Entendemos que em Llansol não dificilmente se encontra esse intento de “desenhar e

projetar as margens” para que os legentes sejam capazes de “fazer suas próprias descobertas”

que os autores pontuam, pois sua textualidade, de acordo com a “intuição fundamental do

texto” (OVDP, p. 263), se constrói ao passo que abre caminhos à legência.

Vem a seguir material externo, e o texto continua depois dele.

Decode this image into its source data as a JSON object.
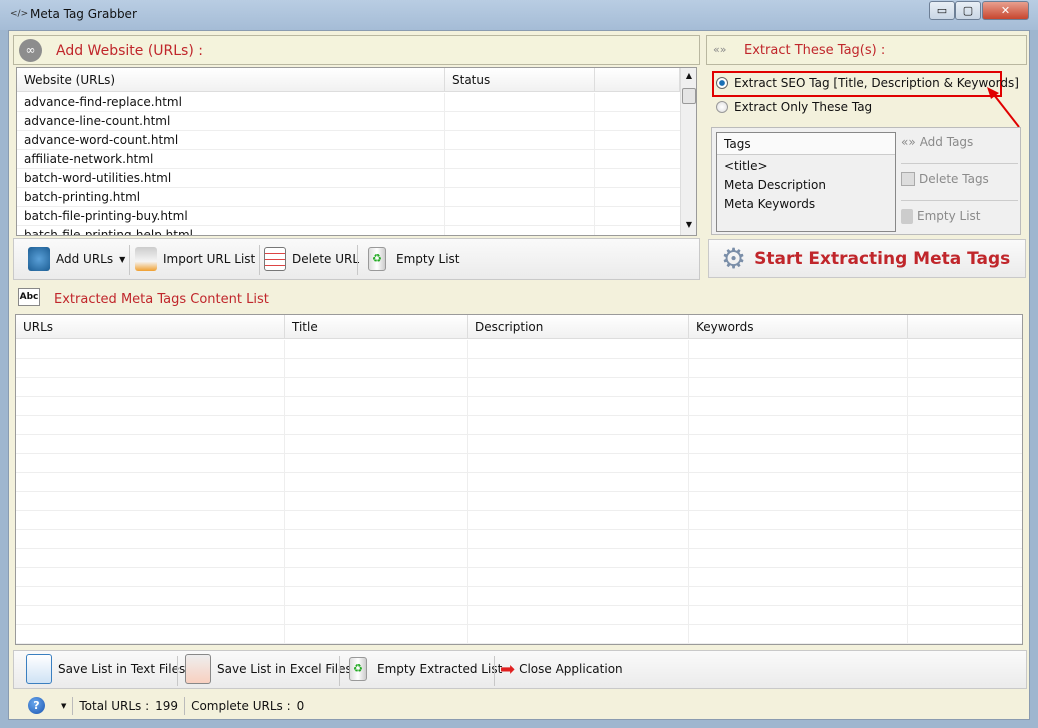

1.2 A cena e o presente em cena

A cena de escrita llansoliana, antes de se dizer o que é (se é que diretamente diz), faz

movimentos de revelar, na forma de fios de textualidade, o que pode não ser. “Na clorofila

não há, de facto, metáfora” (OVDP, p. 31). As últimas frases de Onde vais, drama-poesia?,

antes de “Serra de Sintra, 27 de Agosto de 1999” - inscrição temporal que encerra o livro -,

são: “ah! ah! Ele nasceu!/ veio rasgar a imagem da morte” (idem, p. 306). Quem “nasceu”?

Podemos considerar que o nascimento, em um livro que inicia e termina com essa dinâmica,

pode assumir diversas faces e intenções. De qualquer forma, novamente, quem “nasceu”?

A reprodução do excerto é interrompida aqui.